By Kate Holton
LONDON (Reuters) - Rupert Murdoch's former lieutenant, Les Hinton, is set to appear for a second time before a powerful British parliamentary committee to answer questions about the phone hacking scandal that forced his resignation.
The recall for Hinton, who worked with the News Corp boss for more than half a century, will reignite the scandal at a time when the media group is working to move on by announcing donations to charity and the departure of staff.
Hinton resigned in July at the height of the drama as it emerged that people working for the News of the World tabloid had hacked the phones of people ranging from celebrities to crime victims in search of exclusive stories.
He is likely to face tough questions when he appears before the committee on October 24 as part of its investigation into how the criminal activity continued unchecked at the paper, then Britain's most popular Sunday tabloid, for such a long time.
The debonair executive appeared before the Parliament Select Committee in 2009 to answer questions about the scandal. He also went before it in 2007 to discuss wider press issues, but took questions too on allegations about hacking.
In 2007 Hinton told the committee the company had carried out a "full, rigorous internal inquiry" into the use of illegal phone hacking and he was "absolutely convinced" the practice was limited to a single reporter.
Since then, however, further investigation by the committee has revealed that that single reporter wrote a letter to Hinton just days before he appeared before the committee, telling him that phone hacking was widespread throughout the paper.
Hinton is the most senior News Corp executive to be damaged by the scandal so far.
He was executive chairman at News Corp's parent, News International, at the time when much of the hacking was alleged to have occurred and moved on to run the New York-based Dow Jones & Co., another arm of Murdoch's empire.
Two lawyers involved in the scandal will appear before the committee on October 19.
News of Hinton's recall is likely to detract from the announcement earlier in the day that News International would donate to British and Irish charities 2.8 million pounds ($4.4 million) from sales of the last edition of News of the World.
Tom Mockridge, the new chief executive of News Corp, the group's British newspaper arm, said the money had been raised from the sale of 3.8 million copies of the paper's final edition in July.
He also announced that following the paper's closure, nearly 200 people had left the company and 65 members of staff were redeployed.
Mazher Mahmood, the investigative reporter dubbed the "Fake Sheikh," has moved to Murdoch's Sunday Times.
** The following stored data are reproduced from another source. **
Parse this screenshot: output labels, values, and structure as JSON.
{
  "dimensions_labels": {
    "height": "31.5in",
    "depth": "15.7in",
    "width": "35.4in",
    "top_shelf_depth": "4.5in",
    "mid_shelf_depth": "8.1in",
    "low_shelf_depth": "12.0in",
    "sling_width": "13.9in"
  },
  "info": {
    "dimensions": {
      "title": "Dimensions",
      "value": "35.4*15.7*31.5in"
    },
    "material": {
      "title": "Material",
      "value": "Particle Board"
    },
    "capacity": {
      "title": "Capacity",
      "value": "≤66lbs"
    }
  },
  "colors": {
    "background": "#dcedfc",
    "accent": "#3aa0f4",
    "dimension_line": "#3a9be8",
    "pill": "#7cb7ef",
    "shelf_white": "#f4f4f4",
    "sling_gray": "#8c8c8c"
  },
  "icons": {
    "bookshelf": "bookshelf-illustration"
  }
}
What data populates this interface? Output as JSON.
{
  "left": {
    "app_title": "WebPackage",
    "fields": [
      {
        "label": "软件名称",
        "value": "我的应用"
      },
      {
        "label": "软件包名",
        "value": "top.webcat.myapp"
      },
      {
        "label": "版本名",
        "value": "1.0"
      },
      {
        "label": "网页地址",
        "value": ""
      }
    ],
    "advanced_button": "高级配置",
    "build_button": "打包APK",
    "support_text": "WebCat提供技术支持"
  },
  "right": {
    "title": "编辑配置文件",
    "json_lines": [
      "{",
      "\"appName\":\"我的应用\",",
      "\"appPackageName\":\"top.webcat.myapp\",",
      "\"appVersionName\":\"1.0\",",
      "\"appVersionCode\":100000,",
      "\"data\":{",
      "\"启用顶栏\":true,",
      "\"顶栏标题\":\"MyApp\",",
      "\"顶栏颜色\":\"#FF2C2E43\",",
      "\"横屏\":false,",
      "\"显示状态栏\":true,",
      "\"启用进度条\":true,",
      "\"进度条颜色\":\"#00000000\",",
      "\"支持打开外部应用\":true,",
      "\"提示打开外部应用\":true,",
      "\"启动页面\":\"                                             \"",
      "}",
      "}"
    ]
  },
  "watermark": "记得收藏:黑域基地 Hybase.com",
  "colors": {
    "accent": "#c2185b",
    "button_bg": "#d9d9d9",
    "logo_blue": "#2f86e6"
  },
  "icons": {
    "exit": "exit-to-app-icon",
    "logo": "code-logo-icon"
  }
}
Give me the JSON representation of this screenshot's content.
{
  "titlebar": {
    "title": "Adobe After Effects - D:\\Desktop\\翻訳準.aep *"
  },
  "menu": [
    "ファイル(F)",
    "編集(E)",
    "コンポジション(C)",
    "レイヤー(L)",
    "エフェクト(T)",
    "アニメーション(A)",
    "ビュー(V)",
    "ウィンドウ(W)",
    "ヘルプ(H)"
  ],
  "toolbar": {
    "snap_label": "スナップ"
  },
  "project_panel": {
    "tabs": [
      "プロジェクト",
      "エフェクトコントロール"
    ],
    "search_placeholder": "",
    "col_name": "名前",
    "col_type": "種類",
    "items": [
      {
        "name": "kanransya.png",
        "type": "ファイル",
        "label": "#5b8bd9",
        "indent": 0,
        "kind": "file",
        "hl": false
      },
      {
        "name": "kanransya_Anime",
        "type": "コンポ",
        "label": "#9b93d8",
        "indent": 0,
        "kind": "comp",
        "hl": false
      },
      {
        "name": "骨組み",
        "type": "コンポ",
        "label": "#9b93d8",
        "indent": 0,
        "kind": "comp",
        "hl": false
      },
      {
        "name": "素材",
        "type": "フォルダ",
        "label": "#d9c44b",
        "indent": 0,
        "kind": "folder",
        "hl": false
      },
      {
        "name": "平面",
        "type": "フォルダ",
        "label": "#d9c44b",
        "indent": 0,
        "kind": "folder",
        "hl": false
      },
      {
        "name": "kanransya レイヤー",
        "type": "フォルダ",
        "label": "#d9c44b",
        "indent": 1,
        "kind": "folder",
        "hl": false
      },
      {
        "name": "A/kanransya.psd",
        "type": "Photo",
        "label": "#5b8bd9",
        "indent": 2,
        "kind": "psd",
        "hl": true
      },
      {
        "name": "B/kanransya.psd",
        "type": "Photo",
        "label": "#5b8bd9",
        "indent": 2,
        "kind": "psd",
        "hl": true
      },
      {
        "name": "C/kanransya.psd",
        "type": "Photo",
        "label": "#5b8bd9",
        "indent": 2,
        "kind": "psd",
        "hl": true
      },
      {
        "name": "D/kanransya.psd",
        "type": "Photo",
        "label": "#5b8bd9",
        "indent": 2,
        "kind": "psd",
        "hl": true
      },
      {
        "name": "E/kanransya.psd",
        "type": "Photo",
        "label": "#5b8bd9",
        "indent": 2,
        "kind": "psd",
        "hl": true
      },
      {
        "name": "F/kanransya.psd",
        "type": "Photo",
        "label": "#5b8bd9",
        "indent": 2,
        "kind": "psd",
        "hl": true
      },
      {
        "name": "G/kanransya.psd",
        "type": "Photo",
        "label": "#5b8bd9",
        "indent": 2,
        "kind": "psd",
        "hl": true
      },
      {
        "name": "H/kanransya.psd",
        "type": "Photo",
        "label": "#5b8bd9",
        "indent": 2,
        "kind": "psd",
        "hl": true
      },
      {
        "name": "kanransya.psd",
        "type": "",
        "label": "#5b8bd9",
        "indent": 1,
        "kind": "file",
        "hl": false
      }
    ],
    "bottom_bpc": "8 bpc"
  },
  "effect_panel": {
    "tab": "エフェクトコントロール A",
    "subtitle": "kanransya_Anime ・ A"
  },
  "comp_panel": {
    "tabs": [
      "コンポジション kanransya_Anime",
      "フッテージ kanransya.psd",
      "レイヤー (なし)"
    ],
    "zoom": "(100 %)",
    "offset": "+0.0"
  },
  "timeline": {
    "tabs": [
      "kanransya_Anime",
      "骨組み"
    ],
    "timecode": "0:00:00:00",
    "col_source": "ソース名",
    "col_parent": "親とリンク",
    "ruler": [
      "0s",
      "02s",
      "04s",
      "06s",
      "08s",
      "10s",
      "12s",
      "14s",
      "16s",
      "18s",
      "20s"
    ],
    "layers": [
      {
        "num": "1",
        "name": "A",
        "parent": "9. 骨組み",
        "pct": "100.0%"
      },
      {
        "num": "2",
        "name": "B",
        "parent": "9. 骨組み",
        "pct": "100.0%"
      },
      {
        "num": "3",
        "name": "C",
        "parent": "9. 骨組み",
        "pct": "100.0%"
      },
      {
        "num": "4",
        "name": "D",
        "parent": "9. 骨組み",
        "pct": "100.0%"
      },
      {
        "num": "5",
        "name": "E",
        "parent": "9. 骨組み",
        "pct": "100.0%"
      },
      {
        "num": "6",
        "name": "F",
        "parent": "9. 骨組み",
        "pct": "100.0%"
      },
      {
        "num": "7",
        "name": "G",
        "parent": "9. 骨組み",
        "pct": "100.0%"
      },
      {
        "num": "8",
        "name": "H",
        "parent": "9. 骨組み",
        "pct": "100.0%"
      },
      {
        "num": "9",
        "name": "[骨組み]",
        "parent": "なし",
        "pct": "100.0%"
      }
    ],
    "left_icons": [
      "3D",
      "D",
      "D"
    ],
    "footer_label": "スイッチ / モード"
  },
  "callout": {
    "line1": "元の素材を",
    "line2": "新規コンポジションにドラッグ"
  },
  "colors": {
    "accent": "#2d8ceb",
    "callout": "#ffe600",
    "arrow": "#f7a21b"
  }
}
Mockridge said 81 members of staff had taken the early-leaver option and around 100 were made redundant.
New International closed the tabloid in a bid to contain the crisis which had hammered News Corp's value and reputation.
The 2.8 million pounds will be donated to three UK-based charities while five charities in Ireland will split the profits from the Irish sale.
Many of the paper's staff said the hacking occurred before their time there and felt they had been fired to protect the reputation and jobs of senior managers. Several have since told Reuters they have had difficulty finding work because they had been employed by News of the World.
The National Union of Journalists has condemned the loss of jobs and criticized the paper's management.
"The systemic abuse and corruption at the News of the World came from the top of the operation," NUJ General Secretary Michelle Stanistreet said in a statement on Tuesday.
"They have consistently tried to shield themselves from blame and they are prepared to shove everyone else out the door to save themselves. Putting scores of journalists on the dole represents another crass attempt to draw a line under the scandal."